Spanning roughly 3,000 square feet and designed by D.C.-based //3877, Ellie Bird has seating for about 70 guests, an open kitchen, an eight-person bar and a patio slated to open in the summer. A forthcoming takeout menu will feature dishes that travel well from restaurant to home.
“One thing we learned [during] Covid is you can’t translate a dine-in menu to takeaway,” Carey says of their pivot to takeout food at Rooster & Owl during the pandemic. “It really mattered a great deal to us that someone’s first experience with us is not crappy, soggy takeout food.”

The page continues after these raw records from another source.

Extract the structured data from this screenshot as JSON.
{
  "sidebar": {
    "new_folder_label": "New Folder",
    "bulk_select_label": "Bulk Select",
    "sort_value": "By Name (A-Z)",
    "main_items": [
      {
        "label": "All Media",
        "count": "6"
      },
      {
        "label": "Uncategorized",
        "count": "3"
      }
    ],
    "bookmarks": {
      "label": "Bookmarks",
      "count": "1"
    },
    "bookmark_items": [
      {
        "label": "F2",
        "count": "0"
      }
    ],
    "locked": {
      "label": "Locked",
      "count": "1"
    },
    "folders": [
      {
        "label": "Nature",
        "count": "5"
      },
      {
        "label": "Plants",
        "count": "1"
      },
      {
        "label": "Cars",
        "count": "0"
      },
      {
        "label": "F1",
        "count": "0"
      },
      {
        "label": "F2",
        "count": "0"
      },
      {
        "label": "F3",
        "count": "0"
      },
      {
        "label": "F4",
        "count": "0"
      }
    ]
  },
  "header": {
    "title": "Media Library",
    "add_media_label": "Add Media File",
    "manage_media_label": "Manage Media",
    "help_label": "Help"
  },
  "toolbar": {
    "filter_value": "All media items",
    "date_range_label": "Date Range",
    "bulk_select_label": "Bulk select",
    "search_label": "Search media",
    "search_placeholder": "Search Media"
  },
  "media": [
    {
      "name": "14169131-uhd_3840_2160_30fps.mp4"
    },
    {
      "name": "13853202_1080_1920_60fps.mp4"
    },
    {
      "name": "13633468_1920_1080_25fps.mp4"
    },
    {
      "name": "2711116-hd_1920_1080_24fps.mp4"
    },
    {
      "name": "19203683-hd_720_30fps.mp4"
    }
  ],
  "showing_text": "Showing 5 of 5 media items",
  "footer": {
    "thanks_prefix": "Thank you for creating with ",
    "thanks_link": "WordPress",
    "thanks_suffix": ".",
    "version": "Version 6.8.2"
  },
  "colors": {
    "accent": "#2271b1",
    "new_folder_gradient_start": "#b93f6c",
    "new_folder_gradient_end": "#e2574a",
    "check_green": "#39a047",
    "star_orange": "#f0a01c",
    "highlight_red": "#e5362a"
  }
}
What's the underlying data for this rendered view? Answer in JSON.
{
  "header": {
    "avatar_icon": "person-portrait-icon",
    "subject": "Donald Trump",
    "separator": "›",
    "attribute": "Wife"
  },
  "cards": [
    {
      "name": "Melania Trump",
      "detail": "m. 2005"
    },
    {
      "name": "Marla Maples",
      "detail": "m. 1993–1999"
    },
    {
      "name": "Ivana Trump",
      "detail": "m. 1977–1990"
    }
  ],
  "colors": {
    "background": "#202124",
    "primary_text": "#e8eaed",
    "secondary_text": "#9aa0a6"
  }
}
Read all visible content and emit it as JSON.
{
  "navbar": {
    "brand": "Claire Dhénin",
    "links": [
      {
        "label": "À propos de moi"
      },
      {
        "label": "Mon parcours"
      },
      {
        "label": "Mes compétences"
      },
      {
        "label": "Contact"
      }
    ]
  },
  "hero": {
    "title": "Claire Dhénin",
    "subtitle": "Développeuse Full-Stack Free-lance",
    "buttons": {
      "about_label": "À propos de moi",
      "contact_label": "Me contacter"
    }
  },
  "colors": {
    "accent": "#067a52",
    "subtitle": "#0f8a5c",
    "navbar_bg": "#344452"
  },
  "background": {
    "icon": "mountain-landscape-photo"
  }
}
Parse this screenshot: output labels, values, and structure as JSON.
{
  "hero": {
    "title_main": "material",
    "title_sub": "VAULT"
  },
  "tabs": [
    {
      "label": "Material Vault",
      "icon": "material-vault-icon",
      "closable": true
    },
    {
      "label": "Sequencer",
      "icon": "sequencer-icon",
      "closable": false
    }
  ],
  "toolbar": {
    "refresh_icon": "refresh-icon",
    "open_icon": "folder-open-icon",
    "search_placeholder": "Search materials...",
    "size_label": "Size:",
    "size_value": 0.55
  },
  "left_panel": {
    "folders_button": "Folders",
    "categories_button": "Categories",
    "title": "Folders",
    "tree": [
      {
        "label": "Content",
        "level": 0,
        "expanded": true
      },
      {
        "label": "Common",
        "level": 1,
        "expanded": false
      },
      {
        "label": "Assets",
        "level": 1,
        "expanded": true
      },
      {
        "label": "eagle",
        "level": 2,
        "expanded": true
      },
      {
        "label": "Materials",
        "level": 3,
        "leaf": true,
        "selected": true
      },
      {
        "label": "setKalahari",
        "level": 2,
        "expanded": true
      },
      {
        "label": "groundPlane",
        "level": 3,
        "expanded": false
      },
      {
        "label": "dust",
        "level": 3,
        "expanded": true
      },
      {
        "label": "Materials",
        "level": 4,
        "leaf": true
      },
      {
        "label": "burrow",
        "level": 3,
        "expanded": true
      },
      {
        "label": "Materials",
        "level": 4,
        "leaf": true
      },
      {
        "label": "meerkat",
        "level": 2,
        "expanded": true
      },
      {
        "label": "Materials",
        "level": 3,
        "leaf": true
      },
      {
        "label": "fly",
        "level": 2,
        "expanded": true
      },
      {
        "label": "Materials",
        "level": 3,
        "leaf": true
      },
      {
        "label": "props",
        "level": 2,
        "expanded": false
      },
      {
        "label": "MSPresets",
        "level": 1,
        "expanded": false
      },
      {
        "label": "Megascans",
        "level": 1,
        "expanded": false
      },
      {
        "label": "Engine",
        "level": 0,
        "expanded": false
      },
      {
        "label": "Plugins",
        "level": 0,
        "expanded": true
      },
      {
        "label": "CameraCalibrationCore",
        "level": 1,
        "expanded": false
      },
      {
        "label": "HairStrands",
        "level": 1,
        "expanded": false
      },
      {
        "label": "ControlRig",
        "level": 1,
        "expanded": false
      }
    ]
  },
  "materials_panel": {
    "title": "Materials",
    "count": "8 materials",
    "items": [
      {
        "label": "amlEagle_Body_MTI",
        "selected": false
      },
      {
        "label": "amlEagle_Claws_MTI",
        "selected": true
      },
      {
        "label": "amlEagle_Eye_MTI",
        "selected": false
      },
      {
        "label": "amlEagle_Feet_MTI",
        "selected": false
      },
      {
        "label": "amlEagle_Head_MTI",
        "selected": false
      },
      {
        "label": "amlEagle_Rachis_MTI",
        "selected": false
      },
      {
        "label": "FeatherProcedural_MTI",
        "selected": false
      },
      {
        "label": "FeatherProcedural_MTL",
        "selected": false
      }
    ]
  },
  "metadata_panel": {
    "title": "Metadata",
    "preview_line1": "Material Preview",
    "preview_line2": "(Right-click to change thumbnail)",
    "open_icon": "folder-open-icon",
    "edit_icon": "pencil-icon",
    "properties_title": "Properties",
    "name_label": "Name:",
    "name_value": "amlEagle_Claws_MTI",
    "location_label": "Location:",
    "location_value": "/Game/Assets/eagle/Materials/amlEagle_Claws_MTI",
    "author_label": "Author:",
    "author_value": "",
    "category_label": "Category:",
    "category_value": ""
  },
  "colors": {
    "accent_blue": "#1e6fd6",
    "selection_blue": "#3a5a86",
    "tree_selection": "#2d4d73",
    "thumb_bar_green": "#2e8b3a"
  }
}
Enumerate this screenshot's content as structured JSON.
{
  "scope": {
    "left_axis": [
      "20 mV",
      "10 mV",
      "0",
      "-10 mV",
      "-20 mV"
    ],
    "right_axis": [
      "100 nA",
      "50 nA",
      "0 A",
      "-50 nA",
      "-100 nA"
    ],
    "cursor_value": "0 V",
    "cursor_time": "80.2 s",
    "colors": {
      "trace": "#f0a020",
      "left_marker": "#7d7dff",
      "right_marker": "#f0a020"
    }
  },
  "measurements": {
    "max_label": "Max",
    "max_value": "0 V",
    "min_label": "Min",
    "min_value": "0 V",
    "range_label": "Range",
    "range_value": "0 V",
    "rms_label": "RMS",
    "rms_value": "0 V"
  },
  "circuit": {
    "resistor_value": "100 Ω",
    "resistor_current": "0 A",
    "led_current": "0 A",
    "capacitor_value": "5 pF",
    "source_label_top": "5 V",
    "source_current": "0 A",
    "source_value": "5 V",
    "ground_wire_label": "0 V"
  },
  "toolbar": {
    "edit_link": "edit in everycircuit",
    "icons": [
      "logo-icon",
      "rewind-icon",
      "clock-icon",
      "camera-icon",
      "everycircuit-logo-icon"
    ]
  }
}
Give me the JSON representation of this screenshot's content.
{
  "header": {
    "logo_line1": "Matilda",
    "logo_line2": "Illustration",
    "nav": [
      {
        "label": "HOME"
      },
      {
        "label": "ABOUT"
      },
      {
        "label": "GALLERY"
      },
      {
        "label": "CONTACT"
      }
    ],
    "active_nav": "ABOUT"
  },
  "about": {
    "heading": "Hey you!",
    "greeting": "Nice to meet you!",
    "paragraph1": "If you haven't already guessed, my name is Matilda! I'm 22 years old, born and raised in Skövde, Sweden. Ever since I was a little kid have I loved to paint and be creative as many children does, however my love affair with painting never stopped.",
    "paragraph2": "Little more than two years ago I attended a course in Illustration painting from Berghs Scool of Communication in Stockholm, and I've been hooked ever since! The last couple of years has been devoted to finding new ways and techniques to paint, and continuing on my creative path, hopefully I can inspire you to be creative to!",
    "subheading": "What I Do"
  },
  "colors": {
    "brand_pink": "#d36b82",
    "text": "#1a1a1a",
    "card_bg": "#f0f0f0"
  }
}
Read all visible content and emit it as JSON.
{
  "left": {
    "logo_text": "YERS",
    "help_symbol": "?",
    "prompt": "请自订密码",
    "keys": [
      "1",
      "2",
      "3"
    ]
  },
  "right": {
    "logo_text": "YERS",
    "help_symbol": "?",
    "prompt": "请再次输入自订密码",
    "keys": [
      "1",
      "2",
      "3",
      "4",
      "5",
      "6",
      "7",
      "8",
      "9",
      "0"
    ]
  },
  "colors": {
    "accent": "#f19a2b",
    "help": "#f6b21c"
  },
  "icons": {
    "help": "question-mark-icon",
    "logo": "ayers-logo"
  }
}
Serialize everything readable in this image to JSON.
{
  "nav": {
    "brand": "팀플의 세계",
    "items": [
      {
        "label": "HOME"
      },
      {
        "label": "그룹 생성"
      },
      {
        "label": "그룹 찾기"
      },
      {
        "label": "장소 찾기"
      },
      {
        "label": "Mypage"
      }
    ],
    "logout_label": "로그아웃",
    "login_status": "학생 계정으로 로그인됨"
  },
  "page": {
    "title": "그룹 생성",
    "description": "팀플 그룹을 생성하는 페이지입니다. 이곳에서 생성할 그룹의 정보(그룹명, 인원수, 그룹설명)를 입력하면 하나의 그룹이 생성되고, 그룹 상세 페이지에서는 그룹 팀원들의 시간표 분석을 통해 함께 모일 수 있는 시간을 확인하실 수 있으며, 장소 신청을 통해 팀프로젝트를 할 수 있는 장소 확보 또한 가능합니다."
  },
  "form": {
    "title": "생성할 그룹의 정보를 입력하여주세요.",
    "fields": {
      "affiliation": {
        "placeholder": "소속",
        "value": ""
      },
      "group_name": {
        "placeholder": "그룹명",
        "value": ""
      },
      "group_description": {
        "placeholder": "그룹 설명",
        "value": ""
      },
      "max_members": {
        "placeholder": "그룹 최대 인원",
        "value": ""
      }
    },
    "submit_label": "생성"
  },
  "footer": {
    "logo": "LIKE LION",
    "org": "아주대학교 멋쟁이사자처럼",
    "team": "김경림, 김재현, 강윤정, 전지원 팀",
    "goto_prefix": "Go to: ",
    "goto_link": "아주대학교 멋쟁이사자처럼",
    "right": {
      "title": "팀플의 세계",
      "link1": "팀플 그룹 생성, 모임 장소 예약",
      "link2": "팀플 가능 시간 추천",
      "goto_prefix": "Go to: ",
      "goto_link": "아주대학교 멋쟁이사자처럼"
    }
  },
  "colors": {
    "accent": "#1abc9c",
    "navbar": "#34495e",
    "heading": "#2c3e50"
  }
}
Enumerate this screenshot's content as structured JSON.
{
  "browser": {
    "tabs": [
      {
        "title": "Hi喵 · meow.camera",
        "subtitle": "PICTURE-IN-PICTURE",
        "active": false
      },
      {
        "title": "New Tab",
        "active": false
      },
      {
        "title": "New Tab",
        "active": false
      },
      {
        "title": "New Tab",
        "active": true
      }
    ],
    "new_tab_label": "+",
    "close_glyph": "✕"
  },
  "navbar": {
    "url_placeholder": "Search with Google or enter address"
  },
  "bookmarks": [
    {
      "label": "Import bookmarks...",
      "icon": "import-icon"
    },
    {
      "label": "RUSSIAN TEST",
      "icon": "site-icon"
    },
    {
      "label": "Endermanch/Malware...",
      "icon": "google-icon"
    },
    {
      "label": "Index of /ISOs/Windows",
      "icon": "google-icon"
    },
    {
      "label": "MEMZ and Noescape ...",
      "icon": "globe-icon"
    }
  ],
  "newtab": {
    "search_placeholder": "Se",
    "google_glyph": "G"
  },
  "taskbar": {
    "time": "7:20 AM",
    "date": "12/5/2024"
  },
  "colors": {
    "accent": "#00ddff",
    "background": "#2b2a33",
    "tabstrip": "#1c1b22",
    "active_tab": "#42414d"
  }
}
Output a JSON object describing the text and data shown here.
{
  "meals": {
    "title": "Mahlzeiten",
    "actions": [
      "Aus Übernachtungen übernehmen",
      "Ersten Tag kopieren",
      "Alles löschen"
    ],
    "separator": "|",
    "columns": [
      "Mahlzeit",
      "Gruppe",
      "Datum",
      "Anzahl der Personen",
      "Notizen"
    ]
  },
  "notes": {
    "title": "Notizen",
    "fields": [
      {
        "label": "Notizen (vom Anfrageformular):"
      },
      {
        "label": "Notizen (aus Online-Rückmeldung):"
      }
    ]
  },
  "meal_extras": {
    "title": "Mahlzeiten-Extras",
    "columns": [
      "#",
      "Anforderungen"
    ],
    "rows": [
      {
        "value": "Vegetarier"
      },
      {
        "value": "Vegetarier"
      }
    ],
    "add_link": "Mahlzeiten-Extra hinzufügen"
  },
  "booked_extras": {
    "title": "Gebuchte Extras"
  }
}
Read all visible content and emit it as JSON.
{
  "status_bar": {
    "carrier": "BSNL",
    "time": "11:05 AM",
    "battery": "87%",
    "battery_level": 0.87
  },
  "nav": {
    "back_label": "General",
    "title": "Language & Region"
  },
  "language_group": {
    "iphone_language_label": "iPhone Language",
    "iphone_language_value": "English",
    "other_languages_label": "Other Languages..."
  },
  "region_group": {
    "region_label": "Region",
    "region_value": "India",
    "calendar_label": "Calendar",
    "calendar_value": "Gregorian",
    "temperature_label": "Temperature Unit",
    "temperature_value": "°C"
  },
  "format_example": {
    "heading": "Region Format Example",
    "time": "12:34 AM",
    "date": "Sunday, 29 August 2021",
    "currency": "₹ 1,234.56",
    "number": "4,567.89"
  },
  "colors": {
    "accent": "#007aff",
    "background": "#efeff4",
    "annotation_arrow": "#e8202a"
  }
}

The restaurant is currently open only for dinner service, but it will eventually add brunch, with creative spins such as spam-and-egg sliders on pineapple buns and mochi waffles with fermented bananas. A ghost kitchen is also in the works.
The Tangs named Rooster & Owl after themselves—she, the early riser; he, the night-shifter. “We’d always come together over food,” Carey says.
Ellie Bird’s moniker is also personal. The “calmer, more relaxed” and kid-friendly counterpart to Rooster & Owl is aptly named for their serene younger daughter.
The name has been a win with most members of the family, with the exception of their older daughter, Nori.
“It thoroughly irritates my 4-year-old,” Carey says. “She doesn’t understand our next restaurant will be named after her.”
This post has been updated with additional information about the layout of Ellie Bird.
Ellie Bird is located at 125 Founder’s Ave. in Falls Church. It will open at 5 p.m. Tuesday-Sunday.